The other issue the youths raised was the loan scheme which was this year not funded.
“We believe that loan scheme goes a long way of eradicating both small levels of success we have to higher education but also issue of job creation. Over 13,000 young people have so far been educated under the scheme with a prioritization on science education.”
On her part, Dr. Mary Otieno – Country Representative, UNFPA Uganda commended the Government for its continued commemoration of the annual celebrations in recognition of the country’s youthful population since inception on 12th of August, 1999.
The day, she said serves as an opportunity to educate the public on issues of concern, to mobilize political will and resources to address global problems, and to celebrate and reinforce achievements of humanity.
To fulfil the national theme, Dr. Otieno noted that the role of youth is extremely relevant in today’s world of 1.9 billion young people, most of whom live in developing countries.
“Half of the people on our planet are 30 or younger, and this is expected to reach 57% by the end of 2030. In Uganda, this number is even higher at 76 %. This young population means that there is a potential population momentum for future economic growth once we invest intentionally in critical sectors such as health, education and employment, enabling the country to reap a demographic dividend. This makes young people crucial agents in the achievement of Uganda’s development goals and Vision 2040.”
She noted that much as the pandemic had dire effects on the world, its effects on youth were unequivocal.
A survey on Youth and COVID-19′, conducted by ILO in 2020, revealed that the pandemic not only led to increased rates of unemployment among young people aged 15 to 24 years but also reduced the rates of working hours by 23%, even among those who were employed.
Dr. Otieno noted that in Uganda, during the COVID-19 pandemic, adolescent girls were deprived of the social protection that school and were exposed to increased risks of sexual violence, exploitation and abuse, child marriages, and teenage pregnancies.
Analysis of data from the District Health Information System showed that there was a 17 percent spike in teenage pregnancies during the school closure period. Furthermore, according to the Ministry of Health HIV estimates in 2022, 70% of new HIV infections among young people were found in adolescent girls.
In addition to the effects of Covid-19, she said that young people today continue to be disproportionately impacted by the multifaceted crises facing the world including the climate crisis.
“Given the disproportionate impact of their suffering during the COVID-19 pandemic, young people must be at the forefront of planning for a post-COVID-19 future and what better way than to engage them in emerging issues such as green energy to create employment while also combating climate change.”
Dr. Otieno noted that it is crucial to capitalize on the potential of young Ugandans and to involve them in national and subnational planning and policy development from a demographic dividend, human rights and results-based perspectives for the nation’s COVID-19 recovery.
At the event, the Ministry of Gender, Labour and Social Development, the National Youth Council and 13 UN agencies; FAO, ILO, IOM, UNAIDS. UNCOF, UNDP, UNESCO, UNFPA, UNHCR, UNICEF, UNODC, UN Women and WHO launched the UN Adolescent and Youth Joint Programme.
The Programme, broadly aligned to the Global UN Youth Strategy and the national frameworks and policies, aims to address the barriers hindering youth potential.
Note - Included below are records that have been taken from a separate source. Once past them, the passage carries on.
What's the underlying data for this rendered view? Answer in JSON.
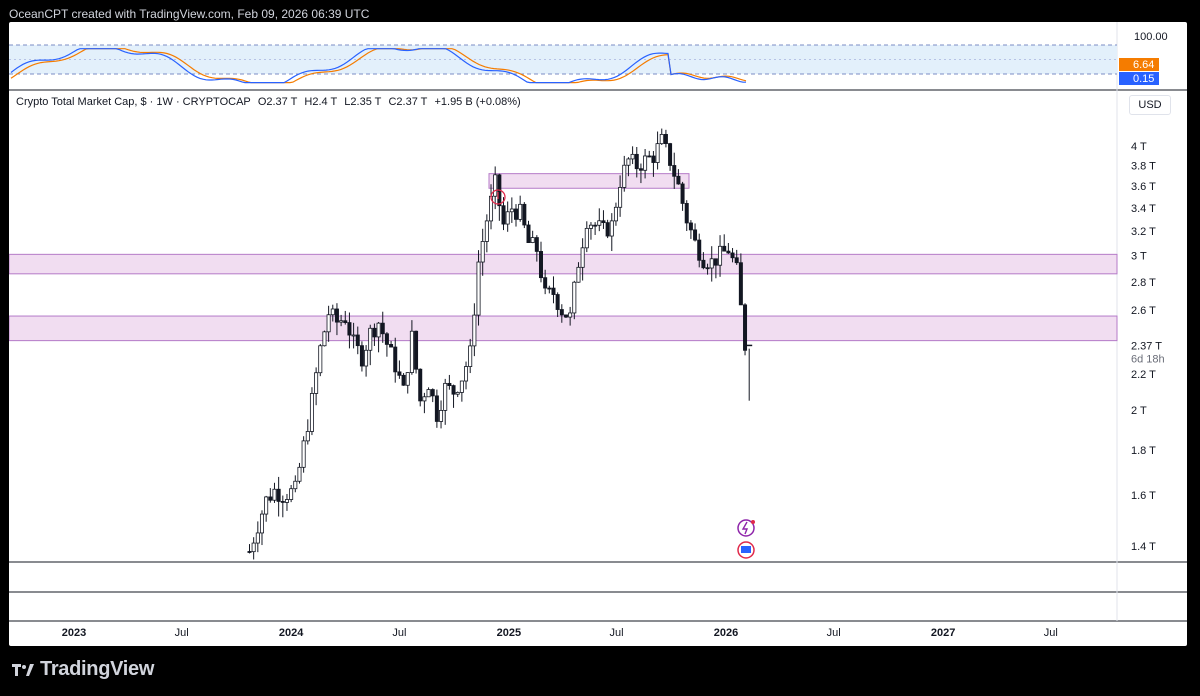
{
  "header": {
    "attribution": "OceanCPT created with TradingView.com, Feb 09, 2026 06:39 UTC"
  },
  "footer": {
    "brand": "TradingView"
  },
  "legend": {
    "title": "Crypto Total Market Cap, $ · 1W · CRYPTOCAP",
    "open": "O2.37 T",
    "high": "H2.4 T",
    "low": "L2.35 T",
    "close": "C2.37 T",
    "change": "+1.95 B (+0.08%)"
  },
  "currency_button": "USD",
  "oscillator": {
    "top_label": "100.00",
    "value_orange": "6.64",
    "value_blue": "0.15",
    "colors": {
      "k_line": "#2962ff",
      "d_line": "#f57c00",
      "band": "#e3f0fb"
    }
  },
  "price_badge": {
    "price": "2.37 T",
    "countdown": "6d 18h"
  },
  "colors": {
    "zone_fill": "#f1ddf1",
    "zone_stroke": "#b57ac8",
    "bull": "#ffffff",
    "bear": "#131722"
  },
  "chart_data": {
    "type": "candlestick",
    "symbol": "CRYPTOCAP",
    "interval": "1W",
    "y_axis": {
      "scale": "log",
      "range": [
        1.35,
        4.2
      ],
      "ticks": [
        1.4,
        1.6,
        1.8,
        2,
        2.2,
        2.6,
        2.8,
        3,
        3.2,
        3.4,
        3.6,
        3.8,
        4
      ],
      "tick_labels": [
        "1.4 T",
        "1.6 T",
        "1.8 T",
        "2 T",
        "2.2 T",
        "2.6 T",
        "2.8 T",
        "3 T",
        "3.2 T",
        "3.4 T",
        "3.6 T",
        "3.8 T",
        "4 T"
      ]
    },
    "x_axis": {
      "labels": [
        {
          "label": "2023",
          "date": "2023-01-01",
          "bold": true
        },
        {
          "label": "Jul",
          "date": "2023-07-01",
          "bold": false
        },
        {
          "label": "2024",
          "date": "2024-01-01",
          "bold": true
        },
        {
          "label": "Jul",
          "date": "2024-07-01",
          "bold": false
        },
        {
          "label": "2025",
          "date": "2025-01-01",
          "bold": true
        },
        {
          "label": "Jul",
          "date": "2025-07-01",
          "bold": false
        },
        {
          "label": "2026",
          "date": "2026-01-01",
          "bold": true
        },
        {
          "label": "Jul",
          "date": "2026-07-01",
          "bold": false
        },
        {
          "label": "2027",
          "date": "2027-01-01",
          "bold": true
        },
        {
          "label": "Jul",
          "date": "2027-07-01",
          "bold": false
        }
      ]
    },
    "zones": [
      {
        "low": 3.58,
        "high": 3.72
      },
      {
        "low": 2.86,
        "high": 3.01
      },
      {
        "low": 2.4,
        "high": 2.56
      }
    ],
    "closes": [
      {
        "date": "2023-10-23",
        "close": 1.38
      },
      {
        "date": "2023-11-06",
        "close": 1.48
      },
      {
        "date": "2023-11-20",
        "close": 1.58
      },
      {
        "date": "2023-12-04",
        "close": 1.62
      },
      {
        "date": "2023-12-18",
        "close": 1.6
      },
      {
        "date": "2024-01-08",
        "close": 1.62
      },
      {
        "date": "2024-01-22",
        "close": 1.82
      },
      {
        "date": "2024-02-05",
        "close": 2.05
      },
      {
        "date": "2024-02-19",
        "close": 2.35
      },
      {
        "date": "2024-03-04",
        "close": 2.58
      },
      {
        "date": "2024-03-18",
        "close": 2.52
      },
      {
        "date": "2024-04-01",
        "close": 2.55
      },
      {
        "date": "2024-04-15",
        "close": 2.38
      },
      {
        "date": "2024-04-29",
        "close": 2.3
      },
      {
        "date": "2024-05-13",
        "close": 2.45
      },
      {
        "date": "2024-05-27",
        "close": 2.52
      },
      {
        "date": "2024-06-10",
        "close": 2.38
      },
      {
        "date": "2024-06-24",
        "close": 2.25
      },
      {
        "date": "2024-07-08",
        "close": 2.1
      },
      {
        "date": "2024-07-22",
        "close": 2.42
      },
      {
        "date": "2024-08-05",
        "close": 2.05
      },
      {
        "date": "2024-08-19",
        "close": 2.15
      },
      {
        "date": "2024-09-02",
        "close": 1.98
      },
      {
        "date": "2024-09-16",
        "close": 2.12
      },
      {
        "date": "2024-09-30",
        "close": 2.1
      },
      {
        "date": "2024-10-14",
        "close": 2.18
      },
      {
        "date": "2024-10-28",
        "close": 2.32
      },
      {
        "date": "2024-11-11",
        "close": 2.95
      },
      {
        "date": "2024-11-25",
        "close": 3.3
      },
      {
        "date": "2024-12-09",
        "close": 3.62
      },
      {
        "date": "2024-12-23",
        "close": 3.25
      },
      {
        "date": "2025-01-06",
        "close": 3.4
      },
      {
        "date": "2025-01-20",
        "close": 3.35
      },
      {
        "date": "2025-02-03",
        "close": 3.1
      },
      {
        "date": "2025-02-17",
        "close": 3.05
      },
      {
        "date": "2025-03-03",
        "close": 2.7
      },
      {
        "date": "2025-03-17",
        "close": 2.72
      },
      {
        "date": "2025-03-31",
        "close": 2.6
      },
      {
        "date": "2025-04-14",
        "close": 2.55
      },
      {
        "date": "2025-04-28",
        "close": 2.95
      },
      {
        "date": "2025-05-12",
        "close": 3.3
      },
      {
        "date": "2025-05-26",
        "close": 3.25
      },
      {
        "date": "2025-06-09",
        "close": 3.2
      },
      {
        "date": "2025-06-23",
        "close": 3.25
      },
      {
        "date": "2025-07-07",
        "close": 3.65
      },
      {
        "date": "2025-07-21",
        "close": 3.85
      },
      {
        "date": "2025-08-04",
        "close": 3.8
      },
      {
        "date": "2025-08-18",
        "close": 3.85
      },
      {
        "date": "2025-09-01",
        "close": 3.9
      },
      {
        "date": "2025-09-15",
        "close": 4.05
      },
      {
        "date": "2025-09-29",
        "close": 3.85
      },
      {
        "date": "2025-10-13",
        "close": 3.6
      },
      {
        "date": "2025-10-27",
        "close": 3.3
      },
      {
        "date": "2025-11-10",
        "close": 3.1
      },
      {
        "date": "2025-11-24",
        "close": 2.98
      },
      {
        "date": "2025-12-08",
        "close": 2.95
      },
      {
        "date": "2025-12-22",
        "close": 3.0
      },
      {
        "date": "2026-01-05",
        "close": 3.05
      },
      {
        "date": "2026-01-19",
        "close": 2.88
      },
      {
        "date": "2026-02-02",
        "close": 2.37
      }
    ],
    "last_candle": {
      "date": "2026-02-09",
      "open": 2.37,
      "high": 2.4,
      "low": 2.35,
      "close": 2.37
    },
    "stochastic": {
      "upper": 80,
      "lower": 20,
      "top_label": 100.0,
      "k_last": 0.15,
      "d_last": 6.64
    }
  }
}
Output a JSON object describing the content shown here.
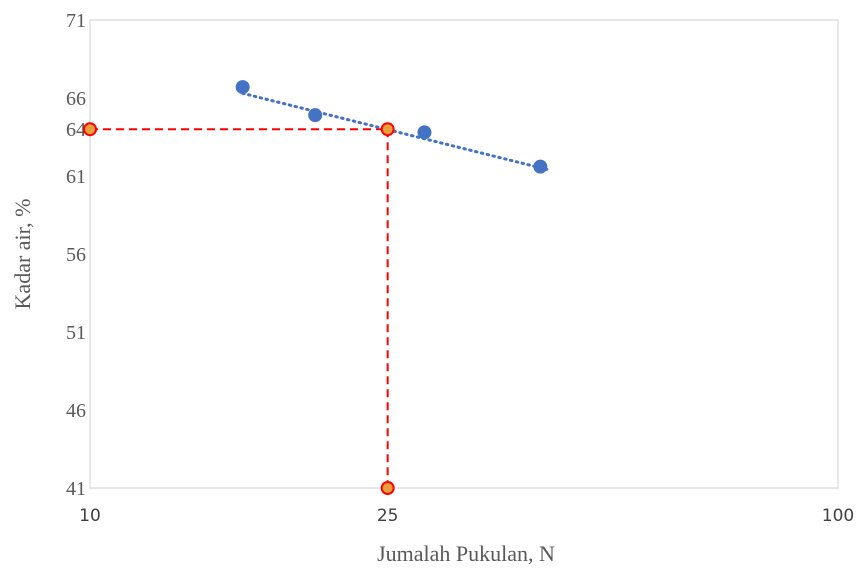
{
  "chart_data": {
    "type": "scatter",
    "title": "",
    "xlabel": "Jumalah Pukulan, N",
    "ylabel": "Kadar air, %",
    "x_scale": "log",
    "xlim": [
      10,
      100
    ],
    "ylim": [
      41,
      71
    ],
    "x_ticks": [
      "10",
      "25",
      "100"
    ],
    "y_ticks": [
      "41",
      "46",
      "51",
      "56",
      "61",
      "64",
      "66",
      "71"
    ],
    "series": [
      {
        "name": "",
        "marker_color": "#4472c4",
        "points": [
          {
            "x": 16,
            "y": 66.7
          },
          {
            "x": 20,
            "y": 64.9
          },
          {
            "x": 28,
            "y": 63.8
          },
          {
            "x": 40,
            "y": 61.6
          }
        ]
      }
    ],
    "trendline": {
      "style": "dotted",
      "color": "#4472c4",
      "from": {
        "x": 16,
        "y": 66.3
      },
      "to": {
        "x": 41,
        "y": 61.4
      }
    },
    "reference_lines": {
      "style": "dashed",
      "color": "#ff0000",
      "x": 25,
      "y": 64,
      "marker_fill": "#e8a03c",
      "points": [
        {
          "x": 10,
          "y": 64
        },
        {
          "x": 25,
          "y": 64
        },
        {
          "x": 25,
          "y": 41
        }
      ]
    },
    "grid": false,
    "legend": "none"
  }
}
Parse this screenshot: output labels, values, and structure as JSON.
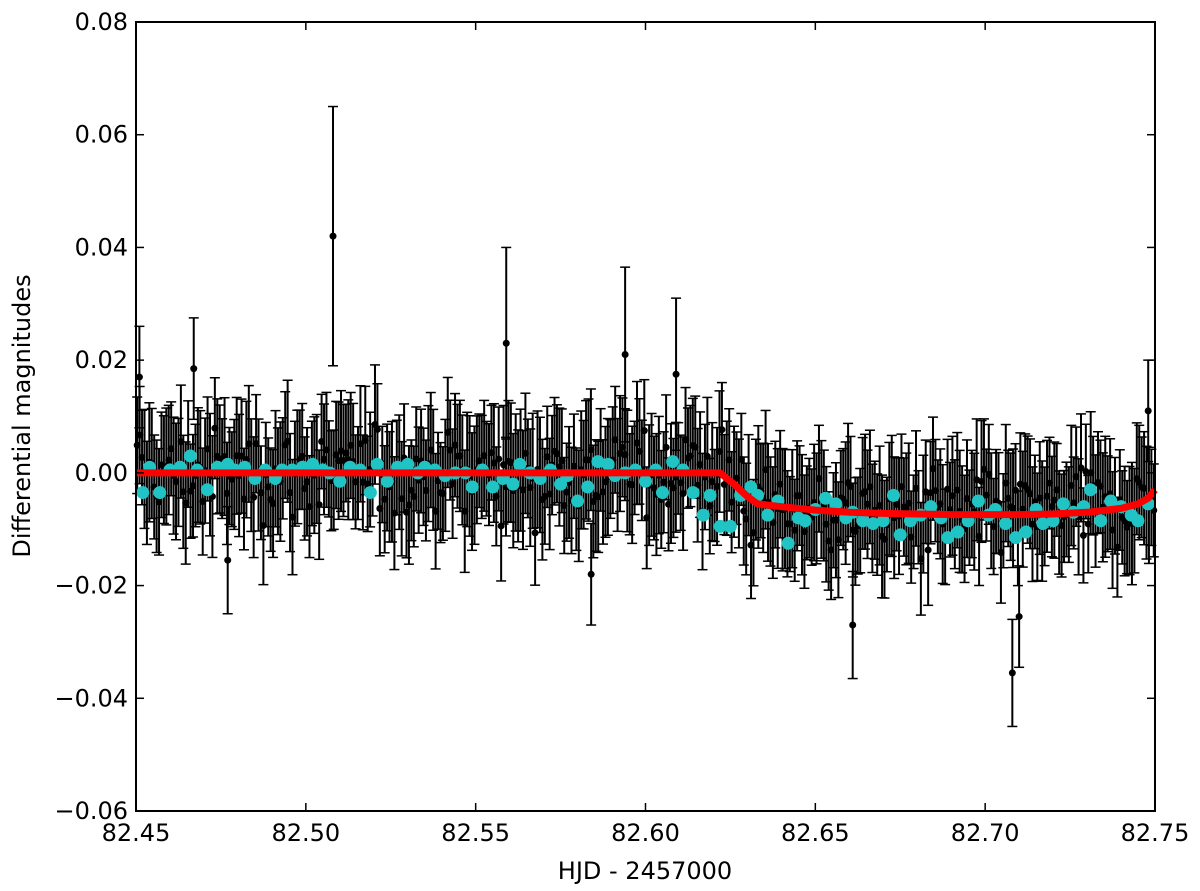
{
  "chart_data": {
    "type": "scatter",
    "title": "",
    "xlabel": "HJD - 2457000",
    "ylabel": "Differential magnitudes",
    "xlim": [
      82.45,
      82.75
    ],
    "ylim": [
      -0.06,
      0.08
    ],
    "xticks": [
      82.45,
      82.5,
      82.55,
      82.6,
      82.65,
      82.7,
      82.75
    ],
    "xtick_labels": [
      "82.45",
      "82.50",
      "82.55",
      "82.60",
      "82.65",
      "82.70",
      "82.75"
    ],
    "yticks": [
      -0.06,
      -0.04,
      -0.02,
      0.0,
      0.02,
      0.04,
      0.06,
      0.08
    ],
    "ytick_labels": [
      "−0.06",
      "−0.04",
      "−0.02",
      "0.00",
      "0.02",
      "0.04",
      "0.06",
      "0.08"
    ],
    "grid": false,
    "legend": "none",
    "colors": {
      "points": "#000000",
      "binned": "#20c4c4",
      "model": "#ff0000"
    },
    "notable_points": [
      {
        "x": 82.508,
        "y": 0.042,
        "err": 0.023
      },
      {
        "x": 82.559,
        "y": 0.023,
        "err": 0.017
      },
      {
        "x": 82.594,
        "y": 0.021,
        "err": 0.0155
      },
      {
        "x": 82.609,
        "y": 0.0175,
        "err": 0.0135
      },
      {
        "x": 82.661,
        "y": -0.027,
        "err": 0.0095
      },
      {
        "x": 82.708,
        "y": -0.0355,
        "err": 0.0095
      },
      {
        "x": 82.71,
        "y": -0.0255,
        "err": 0.009
      },
      {
        "x": 82.584,
        "y": -0.018,
        "err": 0.009
      },
      {
        "x": 82.477,
        "y": -0.0155,
        "err": 0.0095
      },
      {
        "x": 82.451,
        "y": 0.017,
        "err": 0.009
      },
      {
        "x": 82.467,
        "y": 0.0185,
        "err": 0.009
      },
      {
        "x": 82.748,
        "y": 0.011,
        "err": 0.009
      }
    ],
    "binned_points": {
      "x": [
        82.452,
        82.454,
        82.457,
        82.46,
        82.463,
        82.466,
        82.468,
        82.471,
        82.474,
        82.477,
        82.479,
        82.482,
        82.485,
        82.488,
        82.491,
        82.493,
        82.496,
        82.499,
        82.502,
        82.505,
        82.507,
        82.51,
        82.513,
        82.516,
        82.519,
        82.521,
        82.524,
        82.527,
        82.53,
        82.533,
        82.535,
        82.538,
        82.541,
        82.544,
        82.547,
        82.549,
        82.552,
        82.555,
        82.558,
        82.561,
        82.563,
        82.566,
        82.569,
        82.572,
        82.575,
        82.577,
        82.58,
        82.583,
        82.586,
        82.589,
        82.591,
        82.594,
        82.597,
        82.6,
        82.603,
        82.605,
        82.608,
        82.611,
        82.614,
        82.617,
        82.619,
        82.622,
        82.625,
        82.628,
        82.631,
        82.633,
        82.636,
        82.639,
        82.642,
        82.645,
        82.647,
        82.65,
        82.653,
        82.656,
        82.659,
        82.661,
        82.664,
        82.667,
        82.67,
        82.673,
        82.675,
        82.678,
        82.681,
        82.684,
        82.687,
        82.689,
        82.692,
        82.695,
        82.698,
        82.701,
        82.703,
        82.706,
        82.709,
        82.712,
        82.715,
        82.717,
        82.72,
        82.723,
        82.726,
        82.729,
        82.731,
        82.734,
        82.737,
        82.74,
        82.743,
        82.745,
        82.748
      ],
      "y": [
        -0.0035,
        0.001,
        -0.0035,
        0.0005,
        0.001,
        0.003,
        0.0005,
        -0.003,
        0.001,
        0.0015,
        0.0005,
        0.001,
        -0.001,
        0.0005,
        -0.001,
        0.0005,
        0.0005,
        0.001,
        0.0015,
        0.0005,
        0.0,
        -0.0015,
        0.001,
        0.0005,
        -0.0035,
        0.0015,
        -0.0015,
        0.001,
        0.0015,
        0.0,
        0.001,
        0.0005,
        -0.0005,
        0.0,
        0.0,
        -0.0025,
        0.0005,
        -0.0025,
        -0.001,
        -0.002,
        0.0015,
        0.0,
        -0.001,
        0.0005,
        -0.002,
        -0.0005,
        -0.005,
        -0.0025,
        0.002,
        0.0015,
        -0.0005,
        0.0,
        0.0005,
        -0.0015,
        0.0005,
        -0.0035,
        0.002,
        0.0005,
        -0.0035,
        -0.0075,
        -0.004,
        -0.0095,
        -0.0095,
        -0.004,
        -0.0025,
        -0.004,
        -0.0075,
        -0.005,
        -0.0125,
        -0.008,
        -0.0085,
        -0.0065,
        -0.0045,
        -0.0055,
        -0.008,
        -0.007,
        -0.0085,
        -0.009,
        -0.0085,
        -0.004,
        -0.011,
        -0.0085,
        -0.0075,
        -0.006,
        -0.008,
        -0.0115,
        -0.0105,
        -0.0085,
        -0.005,
        -0.0075,
        -0.0065,
        -0.009,
        -0.0115,
        -0.0105,
        -0.0065,
        -0.009,
        -0.0085,
        -0.0055,
        -0.007,
        -0.006,
        -0.003,
        -0.0085,
        -0.005,
        -0.006,
        -0.0075,
        -0.0085,
        -0.0055
      ]
    },
    "model_curve": {
      "x": [
        82.45,
        82.5,
        82.55,
        82.6,
        82.622,
        82.626,
        82.63,
        82.633,
        82.64,
        82.65,
        82.66,
        82.67,
        82.68,
        82.69,
        82.7,
        82.71,
        82.72,
        82.73,
        82.74,
        82.745,
        82.748,
        82.75
      ],
      "y": [
        0.0,
        0.0,
        0.0,
        0.0,
        0.0,
        -0.002,
        -0.0042,
        -0.0055,
        -0.006,
        -0.0066,
        -0.007,
        -0.0072,
        -0.0073,
        -0.0074,
        -0.0074,
        -0.0074,
        -0.0073,
        -0.007,
        -0.0063,
        -0.0055,
        -0.0045,
        -0.003
      ]
    },
    "raw_series": {
      "description_n": 420,
      "x_range": [
        82.45,
        82.75
      ],
      "typical_error": 0.0095
    }
  }
}
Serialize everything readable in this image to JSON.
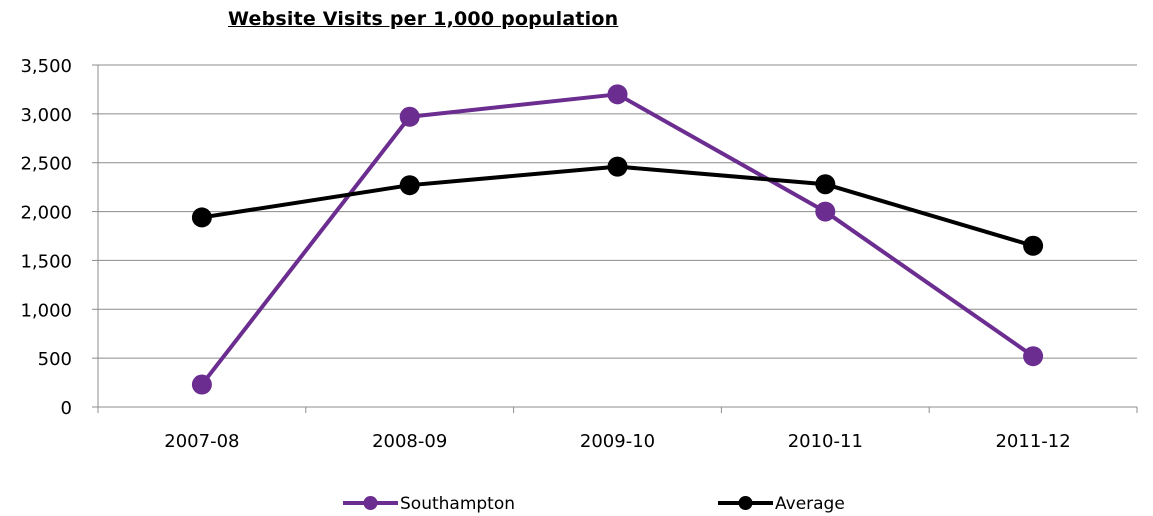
{
  "chart_data": {
    "type": "line",
    "title": "Website Visits per 1,000 population",
    "xlabel": "",
    "ylabel": "",
    "categories": [
      "2007-08",
      "2008-09",
      "2009-10",
      "2010-11",
      "2011-12"
    ],
    "y_ticks": [
      "0",
      "500",
      "1,000",
      "1,500",
      "2,000",
      "2,500",
      "3,000",
      "3,500"
    ],
    "ylim": [
      0,
      3500
    ],
    "grid": true,
    "legend_position": "bottom",
    "series": [
      {
        "name": "Southampton",
        "color": "#6b2d8f",
        "values": [
          230,
          2970,
          3200,
          2000,
          520
        ]
      },
      {
        "name": "Average",
        "color": "#000000",
        "values": [
          1940,
          2270,
          2460,
          2280,
          1650
        ]
      }
    ]
  }
}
The focus areas are sexual and reproductive health, inclusive quality education, skills and employment opportunities. climate action, and peace and security. With an approximate value of 22 million USD, the Programme covers 8 districts across 4 regions of Uganda for the 2023-2025 period, which is the first phase with roll-out to other districts.
She retaliated UN’s pledge through the UN Sustainable Development Coopération Framework 2021-2025, supporting several innovations that support youth in contributing to the acceleration of recovery from COVID-19 and achieving the 2030 Agenda.